Caution raised over integrin inhibitors

When designing drugs to target and treat cancer, the last thing that you want to happen is for the agents to actually promote tumour growth. But this is what a study by scientists from the UK has found is the case when low doses of an experimental angiogenesis inhibitor were given to mouse models. However, there is hope that turning the findings on their head will help in the development of new ways to make these drugs as effective as possible. In the future, it may be feasible to combine these inhibitors with other drugs to maximise their effectiveness for patients.

Angiogenesis inhibitors are designed to block the supply of blood to the tumour to prevent it from growing. Some of these have proven successful in the clinic and gone on to be widely used, such as Avastin (bevacizumab) and Sutent (sunitinib), while others, such as those that inhibit the v3 and v5 integrins, have entered clinical trials but have generally been unsuccessful.

One such agent under development that targets integrins is cilengitide, which is thought to work by targeting the tumour and its vasculature. The agent is currently being investigated in a Phase III trial for the treatment of glioblastoma multiforme (GBM), as well as a number of Phase II studies in several indications, including advanced non-small cell lung cancer and squamous cell carcinoma of the head and neck. Now, scientists from the Institute of Cancer, Queen Mary's University London, the Institute of Cancer Research and the Beatson Institute for Cancer Research have found evidence to suggest that low doses of cilengitide in laboratory studies can have the opposite effect to what was expected and promote cancer growth.

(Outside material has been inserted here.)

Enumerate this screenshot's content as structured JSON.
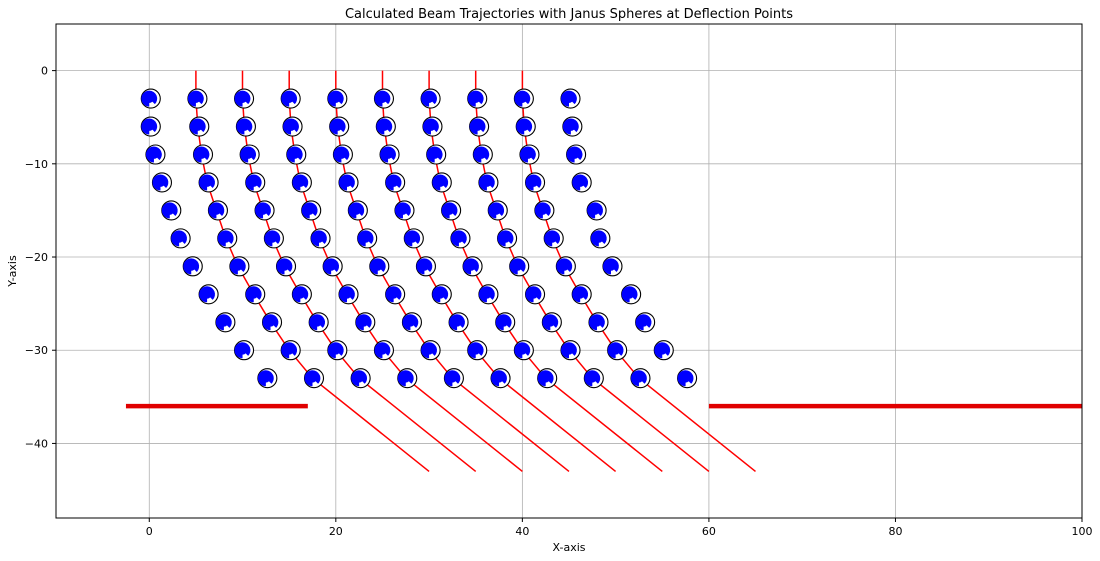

The work, which was published in the 22nd March online edition of Nature Medicine (10.1038/nm.1941), showed that low concentrations of the drug promoted VEGF-mediated angiogenesis by altering v3 integrin and VEGFr-2 trafficking, thereby promoting endothelial cell migration to VEGF. The study found that while higher concentrations of cilengitide can block angiogenesis, lower concentrations can actually stimulate the supply of blood to the tumour and can promote its growth. These results may explain why initial results from early-stage clinical trials have not been as promising as hoped.

Cilengitide is being developed by Merck Serono (Merck KGaA), which in response to the Nature Medicine article issued a statement citing previous findings in numerous preclinical models of the drug in vitro and in vivo that diverge from the latest results. The company also countered with the fact that cilengitide has been studied in more than 750 patients in various long-term settings supporting its current development. Notably, the clinical data for cilengitide in the treatment of GBM, both as a single agent and in combination, have been encouraging. However, all current Merck Serono studies are investigating cilengitide in combination treatment (either radiotherapy and chemotherapy or chemotherapy and another targeted therapy), so there may be some truth in the fact that this class of drugs will not have utility as single agents. Only time will tell.